Another naturalized Canadian was Franz Stigler who became known in 1990 when a B-17 pilot tracked him down to express heartfelt gratitude for sparing the shot-up Fortress over the North Sea in 1943.  The American pilot, Charlie Brown, arranged a “reunion” where Stigler met other crewmen of Ye Olde Pub.  They introduced their erstwhile enemy to the 25 children who were born due to Franz’s chivalry.

I met Franz at Northwest airshows in the 1970s where his Messerschmitt 108 shared ramp space with our N3N Navy trainer.  He was a popular figure, and his wife Haya was at least as well known.  In hangar parties she would dance with any aviator bold enough to polka with her.

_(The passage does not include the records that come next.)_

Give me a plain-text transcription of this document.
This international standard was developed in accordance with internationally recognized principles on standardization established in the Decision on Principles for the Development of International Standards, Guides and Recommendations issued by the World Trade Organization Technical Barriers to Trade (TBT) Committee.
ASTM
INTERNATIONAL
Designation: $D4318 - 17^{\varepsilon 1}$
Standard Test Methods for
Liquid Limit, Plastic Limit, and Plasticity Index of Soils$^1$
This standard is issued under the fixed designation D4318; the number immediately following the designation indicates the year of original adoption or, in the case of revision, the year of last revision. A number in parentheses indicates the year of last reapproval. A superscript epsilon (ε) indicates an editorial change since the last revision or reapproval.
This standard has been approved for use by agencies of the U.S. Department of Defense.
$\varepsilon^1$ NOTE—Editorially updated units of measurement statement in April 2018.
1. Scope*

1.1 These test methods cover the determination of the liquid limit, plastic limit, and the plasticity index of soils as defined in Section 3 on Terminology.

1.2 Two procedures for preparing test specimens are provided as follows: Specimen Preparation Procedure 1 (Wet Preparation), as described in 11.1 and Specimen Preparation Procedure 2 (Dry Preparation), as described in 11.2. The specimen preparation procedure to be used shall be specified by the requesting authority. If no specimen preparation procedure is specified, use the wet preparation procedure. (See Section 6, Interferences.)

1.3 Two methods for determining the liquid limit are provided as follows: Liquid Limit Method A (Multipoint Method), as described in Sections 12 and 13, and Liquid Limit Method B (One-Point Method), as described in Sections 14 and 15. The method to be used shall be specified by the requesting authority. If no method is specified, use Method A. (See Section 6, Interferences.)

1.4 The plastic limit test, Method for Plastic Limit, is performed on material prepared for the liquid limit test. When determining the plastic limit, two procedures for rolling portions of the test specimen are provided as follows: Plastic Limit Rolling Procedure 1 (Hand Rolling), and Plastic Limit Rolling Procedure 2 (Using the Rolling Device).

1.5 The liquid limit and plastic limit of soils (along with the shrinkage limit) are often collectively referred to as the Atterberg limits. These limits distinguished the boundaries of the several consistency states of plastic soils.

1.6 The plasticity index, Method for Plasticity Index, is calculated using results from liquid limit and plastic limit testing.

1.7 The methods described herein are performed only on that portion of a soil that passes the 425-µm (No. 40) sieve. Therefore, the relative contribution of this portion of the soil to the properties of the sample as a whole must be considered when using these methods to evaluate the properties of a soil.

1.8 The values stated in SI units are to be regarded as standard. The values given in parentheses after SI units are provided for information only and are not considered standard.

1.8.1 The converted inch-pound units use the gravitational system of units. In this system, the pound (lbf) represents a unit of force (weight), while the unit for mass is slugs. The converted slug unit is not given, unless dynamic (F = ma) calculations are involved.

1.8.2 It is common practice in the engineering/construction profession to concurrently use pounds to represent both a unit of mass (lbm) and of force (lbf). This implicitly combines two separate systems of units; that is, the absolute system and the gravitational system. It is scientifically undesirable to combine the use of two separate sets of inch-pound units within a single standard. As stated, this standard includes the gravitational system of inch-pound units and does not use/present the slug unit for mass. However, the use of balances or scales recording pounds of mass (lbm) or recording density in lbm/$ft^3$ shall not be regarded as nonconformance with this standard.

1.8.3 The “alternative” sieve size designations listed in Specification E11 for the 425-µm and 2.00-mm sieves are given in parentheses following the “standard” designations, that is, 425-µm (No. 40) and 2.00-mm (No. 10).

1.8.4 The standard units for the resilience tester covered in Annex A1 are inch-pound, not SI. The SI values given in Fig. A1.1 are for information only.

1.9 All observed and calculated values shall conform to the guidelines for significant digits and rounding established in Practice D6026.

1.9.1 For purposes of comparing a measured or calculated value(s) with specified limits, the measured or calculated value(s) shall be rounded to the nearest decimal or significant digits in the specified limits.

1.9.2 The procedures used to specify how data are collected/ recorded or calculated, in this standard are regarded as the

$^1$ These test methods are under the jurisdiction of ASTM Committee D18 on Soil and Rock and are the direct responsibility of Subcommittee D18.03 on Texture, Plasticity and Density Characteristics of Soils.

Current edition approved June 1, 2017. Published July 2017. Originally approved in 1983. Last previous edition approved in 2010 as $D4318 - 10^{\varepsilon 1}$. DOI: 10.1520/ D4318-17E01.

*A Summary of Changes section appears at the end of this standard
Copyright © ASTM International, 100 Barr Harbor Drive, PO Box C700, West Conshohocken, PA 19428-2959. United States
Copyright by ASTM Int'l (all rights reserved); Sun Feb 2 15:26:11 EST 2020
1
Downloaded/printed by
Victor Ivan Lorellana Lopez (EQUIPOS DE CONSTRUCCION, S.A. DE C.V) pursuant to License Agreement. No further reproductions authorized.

A mutual friend, a P-51 ace, asked Franz what he did on the last day of the war. Franz replied, “Vell, I tell you.  I dit vat any American fighter pilot vould have done.  I got on my motorcycle with my girlfriend und I vent home!”

Franz died in Canada in 2008, age 92, mourned by friends and their descendants alike.

The Luftwaffe veterans I was fortunate to know confirmed a suspicion: the main difference among fighter pilots is merely the paint on their airplanes.